Capitolo 1 - Preso

La mia bocca è come carta vetrata, ruvida e secca, e le mie palpebre sono pesanti come se qualcuno le avesse cucite. La mia pelle è calda e appiccicosa, come l'aria che mi circonda.

Provo a muovere gli arti, ma sono come piombo e si rifiutano di collaborare. Riesco ad aprire leggermente una palpebra, è luminoso, troppo luminoso e mi brucia l'occhio.

Non sono a casa, questo lo so, ma i miei ricordi sono confusi e non riesco a concentrarmi.

Le mie orecchie sono ovattate, ma sento il mormorio sommesso di voci, c'è un rumore costante, quasi un lamento in sottofondo e l'aria ha un odore strano, sto volando? Come sono finita su un aereo?

Con la vista limitata che ho, vedo ombre muoversi intorno a me, ma non riesco a distinguere cosa o chi siano.

La mia mente sembra piena di cotone, sono confusa e disorientata, e faccio fatica a capire cosa stia succedendo. In quel momento una delle ombre si avvicina, poi parla.

"Si sta riprendendo," sento annunciare la loro voce profonda, la sua voce echeggia e mi fa male alle orecchie.

Cosa intende, riprendendo? Riprendendo da cosa?
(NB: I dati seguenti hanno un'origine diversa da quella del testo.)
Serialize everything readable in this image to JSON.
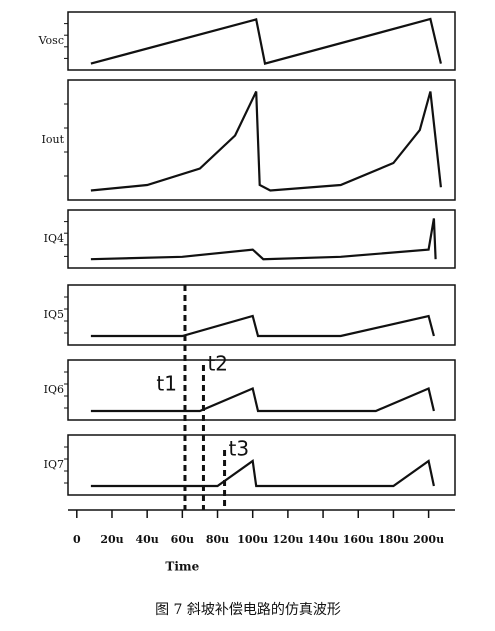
{
  "chart_data": [
    {
      "type": "line",
      "ylabel": "Vosc",
      "color": "#111",
      "xlim": [
        -5,
        215
      ],
      "ylim": [
        0,
        1
      ],
      "x": [
        8,
        102,
        107,
        201,
        207
      ],
      "values": [
        0.05,
        0.97,
        0.05,
        0.98,
        0.05
      ]
    },
    {
      "type": "line",
      "ylabel": "Iout",
      "color": "#111",
      "xlim": [
        -5,
        215
      ],
      "ylim": [
        0,
        1
      ],
      "x": [
        8,
        40,
        70,
        90,
        102,
        104,
        110,
        150,
        180,
        195,
        201,
        207
      ],
      "values": [
        0.05,
        0.1,
        0.25,
        0.55,
        0.95,
        0.1,
        0.05,
        0.1,
        0.3,
        0.6,
        0.95,
        0.08
      ]
    },
    {
      "type": "line",
      "ylabel": "IQ4",
      "color": "#111",
      "xlim": [
        -5,
        215
      ],
      "ylim": [
        0,
        1
      ],
      "x": [
        8,
        60,
        100,
        106,
        150,
        200,
        203,
        204
      ],
      "values": [
        0.1,
        0.15,
        0.3,
        0.1,
        0.15,
        0.3,
        0.95,
        0.1
      ]
    },
    {
      "type": "line",
      "ylabel": "IQ5",
      "color": "#111",
      "xlim": [
        -5,
        215
      ],
      "ylim": [
        0,
        1
      ],
      "x": [
        8,
        60,
        100,
        103,
        150,
        200,
        203
      ],
      "values": [
        0.1,
        0.1,
        0.5,
        0.1,
        0.1,
        0.5,
        0.1
      ]
    },
    {
      "type": "line",
      "ylabel": "IQ6",
      "color": "#111",
      "xlim": [
        -5,
        215
      ],
      "ylim": [
        0,
        1
      ],
      "x": [
        8,
        70,
        100,
        103,
        170,
        200,
        203
      ],
      "values": [
        0.1,
        0.1,
        0.55,
        0.1,
        0.1,
        0.55,
        0.1
      ]
    },
    {
      "type": "line",
      "ylabel": "IQ7",
      "color": "#111",
      "xlim": [
        -5,
        215
      ],
      "ylim": [
        0,
        1
      ],
      "x": [
        8,
        80,
        100,
        102,
        180,
        200,
        203
      ],
      "values": [
        0.1,
        0.1,
        0.6,
        0.1,
        0.1,
        0.6,
        0.1
      ],
      "xlabel": "Time",
      "xticks": [
        0,
        {
          "value": 20,
          "label": "20u"
        },
        {
          "value": 40,
          "label": "40u"
        },
        {
          "value": 60,
          "label": "60u"
        },
        {
          "value": 80,
          "label": "80u"
        },
        {
          "value": 100,
          "label": "100u"
        },
        {
          "value": 120,
          "label": "120u"
        },
        {
          "value": 140,
          "label": "140u"
        },
        {
          "value": 160,
          "label": "160u"
        },
        {
          "value": 180,
          "label": "180u"
        },
        {
          "value": 200,
          "label": "200u"
        }
      ]
    }
  ],
  "markers": [
    {
      "text": "t1",
      "x": 61.5
    },
    {
      "text": "t2",
      "x": 72
    },
    {
      "text": "t3",
      "x": 84
    }
  ],
  "caption": "图 7  斜坡补偿电路的仿真波形"
}
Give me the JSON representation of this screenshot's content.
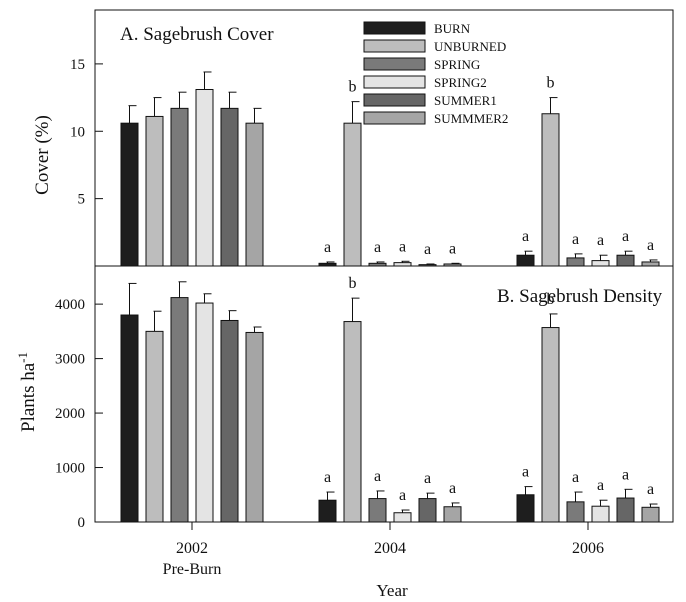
{
  "chart_data": [
    {
      "type": "bar",
      "title": "A. Sagebrush Cover",
      "ylabel": "Cover (%)",
      "xlabel": "",
      "ylim": [
        0,
        19
      ],
      "yticks": [
        5,
        10,
        15
      ],
      "categories": [
        "2002",
        "2004",
        "2006"
      ],
      "legend": {
        "placement": "top-right",
        "entries": [
          "BURN",
          "UNBURNED",
          "SPRING",
          "SPRING2",
          "SUMMER1",
          "SUMMMER2"
        ]
      },
      "series": [
        {
          "name": "BURN",
          "color": "#1e1e1e",
          "values": [
            10.6,
            0.2,
            0.8
          ],
          "errors": [
            1.3,
            0.1,
            0.3
          ]
        },
        {
          "name": "UNBURNED",
          "color": "#bdbdbd",
          "values": [
            11.1,
            10.6,
            11.3
          ],
          "errors": [
            1.4,
            1.6,
            1.2
          ]
        },
        {
          "name": "SPRING",
          "color": "#7a7a7a",
          "values": [
            11.7,
            0.2,
            0.6
          ],
          "errors": [
            1.2,
            0.1,
            0.3
          ]
        },
        {
          "name": "SPRING2",
          "color": "#e4e4e4",
          "values": [
            13.1,
            0.25,
            0.4
          ],
          "errors": [
            1.3,
            0.1,
            0.4
          ]
        },
        {
          "name": "SUMMER1",
          "color": "#666666",
          "values": [
            11.7,
            0.1,
            0.8
          ],
          "errors": [
            1.2,
            0.05,
            0.3
          ]
        },
        {
          "name": "SUMMMER2",
          "color": "#a5a5a5",
          "values": [
            10.6,
            0.15,
            0.3
          ],
          "errors": [
            1.1,
            0.05,
            0.15
          ]
        }
      ],
      "annotations": [
        [
          "",
          "",
          ""
        ],
        [
          "",
          "b",
          "b"
        ],
        [
          "",
          "a",
          "a"
        ],
        [
          "",
          "a",
          "a"
        ],
        [
          "",
          "a",
          "a"
        ],
        [
          "",
          "a",
          "a"
        ]
      ],
      "annotations_burn": [
        "",
        "a",
        "a"
      ]
    },
    {
      "type": "bar",
      "title": "B. Sagebrush Density",
      "ylabel": "Plants ha",
      "ylabel_sup": "-1",
      "xlabel": "Year",
      "ylim": [
        0,
        4700
      ],
      "yticks": [
        0,
        1000,
        2000,
        3000,
        4000
      ],
      "categories": [
        "2002",
        "2004",
        "2006"
      ],
      "category_sublabels": [
        "Pre-Burn",
        "",
        ""
      ],
      "series": [
        {
          "name": "BURN",
          "color": "#1e1e1e",
          "values": [
            3800,
            400,
            500
          ],
          "errors": [
            580,
            150,
            150
          ]
        },
        {
          "name": "UNBURNED",
          "color": "#bdbdbd",
          "values": [
            3500,
            3680,
            3570
          ],
          "errors": [
            370,
            430,
            250
          ]
        },
        {
          "name": "SPRING",
          "color": "#7a7a7a",
          "values": [
            4120,
            430,
            370
          ],
          "errors": [
            290,
            140,
            180
          ]
        },
        {
          "name": "SPRING2",
          "color": "#e4e4e4",
          "values": [
            4020,
            170,
            290
          ],
          "errors": [
            170,
            50,
            110
          ]
        },
        {
          "name": "SUMMER1",
          "color": "#666666",
          "values": [
            3700,
            430,
            440
          ],
          "errors": [
            180,
            100,
            160
          ]
        },
        {
          "name": "SUMMMER2",
          "color": "#a5a5a5",
          "values": [
            3480,
            280,
            270
          ],
          "errors": [
            100,
            70,
            60
          ]
        }
      ],
      "annotations": [
        [
          "",
          "a",
          "a"
        ],
        [
          "",
          "b",
          "b"
        ],
        [
          "",
          "a",
          "a"
        ],
        [
          "",
          "a",
          "a"
        ],
        [
          "",
          "a",
          "a"
        ],
        [
          "",
          "a",
          "a"
        ]
      ]
    }
  ]
}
Dove diavolo sono? Cosa sta succedendo?

Provo a parlare ma non ci riesco, e sento il panico crescere dentro di me e stringermi la gola. Inizio a ansimare, cercando disperatamente di prendere prezioso ossigeno.

"Riempiamola, non arriveremo per altre due ore," sento una voce roca da più lontano istruire.

Riempiamola di cosa? Qualcuno mi dica cosa sta succedendo? La mia mente urla.

"Certo, capo," la mia ombra più vicina risponde, improvvisamente sento una puntura acuta sul collo, brucia come l'inferno, ma rapidamente mi sento fluttuare via e poi c'è solo oscurità...

12 ore prima...

Il mio autista, Franco, apre la mia portiera e io scendo dalla limousine che mi ha prelevato dal mio appartamento quindici minuti fa.

È novembre e il freddo vento di New York morde, facendomi rabbrividire nel vestito di seta che indosso. È un nuovo regalo di mio padre, e uno che ha insistito che indossassi questa sera. Ha spalline sottili, è scollato davanti e senza schiena. Si aggrappa ai miei fianchi e si allarga sul pavimento con uno spacco fino alla coscia sulla gamba destra.

Devo ammettere, mi piace e in qualche modo lenisce il mio fastidio per dover partecipare stasera.

I miei lunghi capelli biondi sono morbidi intorno al viso e raccolti in un nodo sciolto alla nuca, i miei occhi sono truccati in modo fumoso che fa sembrare i miei occhi verdi il doppio più grandi e le mie labbra sono lucide.

Ho sempre odiato gli eventi di lavoro di mio padre, da quando ho compiuto sedici anni e ha insistito che iniziassi ad accompagnarlo. Per mantenere l'immagine di famiglia, a quanto pare, sì, puoi sentirmi alzare gli occhi al cielo.

Mio padre e io abbiamo, quello che chiamerei, un rapporto teso. È un uomo freddo per natura, rapido a censurare ma mai a lodare, il suo lavoro è il suo bambino, e se ne prende cura con più amore e attenzione di quanto ne abbia mai mostrato a me.

Sono stata cresciuta dalla mia vecchia tata, Maria, e dal mio autista Franco più di quanto non sia stata da mio padre.

Da bambina, pensavo che semplicemente sentisse la mancanza di mia madre e fosse triste, che è morta di parto con me. Tuttavia, da molti anni ormai, ho deciso che è solo uno stronzo, proprio come la maggior parte degli uomini nella stanza in cui sto per entrare.

Onestamente non so perché mi dia ancora la pena di sopportarlo, ho il mio lavoro, il mio appartamento. Rifiuto di prendere un centesimo da mio padre, con suo grande disappunto, ma so che è solo perché vuole il controllo che avrebbe se fossi in debito con lui.

Ma alla fine della giornata, è mio padre ed è tutto ciò che ho, quindi prendo un respiro profondo, metto un sorriso finto sul viso e raddrizzo la schiena.